They warn you about many things when you rotate through the Veterans Administration (VA) hospital. The health records system is bare-bones, the staffing is unpredictable, and the cafeteria hours leave much to be desired. What they don’t prepare you for is the stoicism of some patients.
When a middle-aged father of three learned he had glioblastoma, a rare and deadly cancer of the brain, he soldiered on silently. I had seen tears, prayers, even wails from patients before, but his silence was harrowing. While “oncology” means the arm of medicine concerned with cancer, “onc” means “mass” in ancient Greek, but it also translates as “burden.” My patient’s glioblastoma was a burden that he could shoulder in silence, but it was not his to shoulder alone. His wife, rejecting the silence, demanded answers. I knew all about the limited treatment options and dismal prognosis (predicted outcome; one common statistic gives a five-year survival rate of less than 5%) because I published research on glioblastoma management. What I couldn’t answer was why it had to be her husband.
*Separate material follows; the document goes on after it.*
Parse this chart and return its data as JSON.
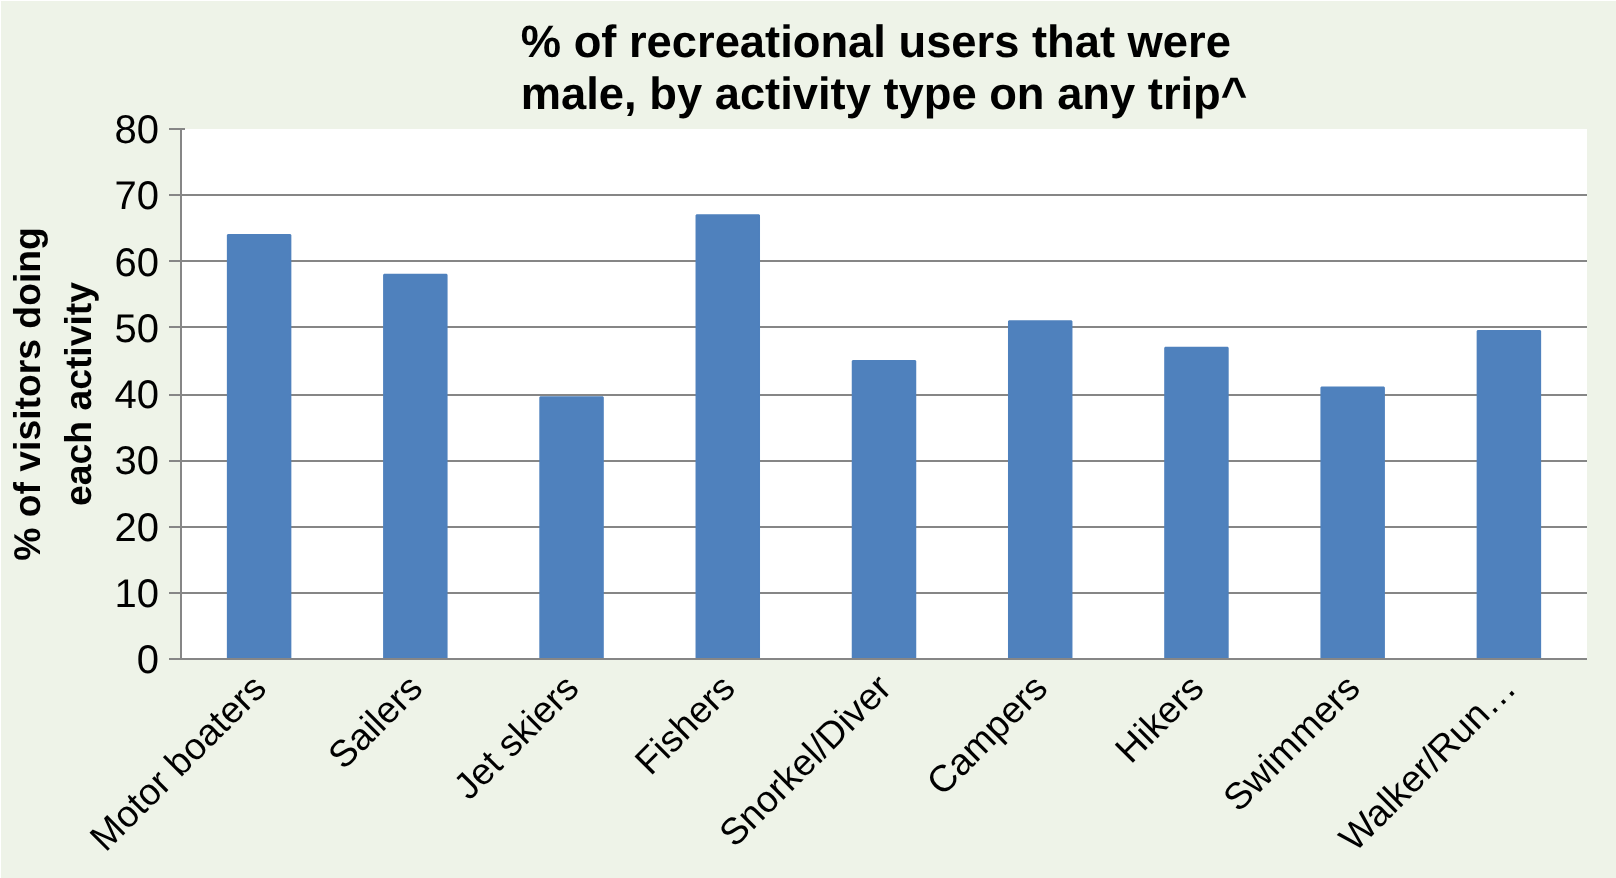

Later that night, I started sifting through a different kind of oncologic research, not on the mechanisms or treatments of glioblastoma, but on risk factors. I learned that countless young veterans of wars in Iraq and Afghanistan, like my patient, have been recently diagnosed with brain cancer, and only now had we uncovered a likely culprit: burn pits. For decades, the US military had disposed of its trash on bases by incinerating it at high temperatures, releasing cancer-causing agents (carcinogens) straight into the lungs of their soldiers. At bases like Camp Lejeune, they dumped toxic waste into the water our soldiers and their families drank. Veterans returned from war carrying indelible trauma in their psyche (or “flak happiness” as the airmen called it) and the harbingers of cancer deep within their cells.
My patient had risked his life for a country that failed him because it didn’t care to put more thought into something as simple as disposing of trash. If the medical community didn’t do everything in our power to prevent deadly cancers like his, we would be failing him, too.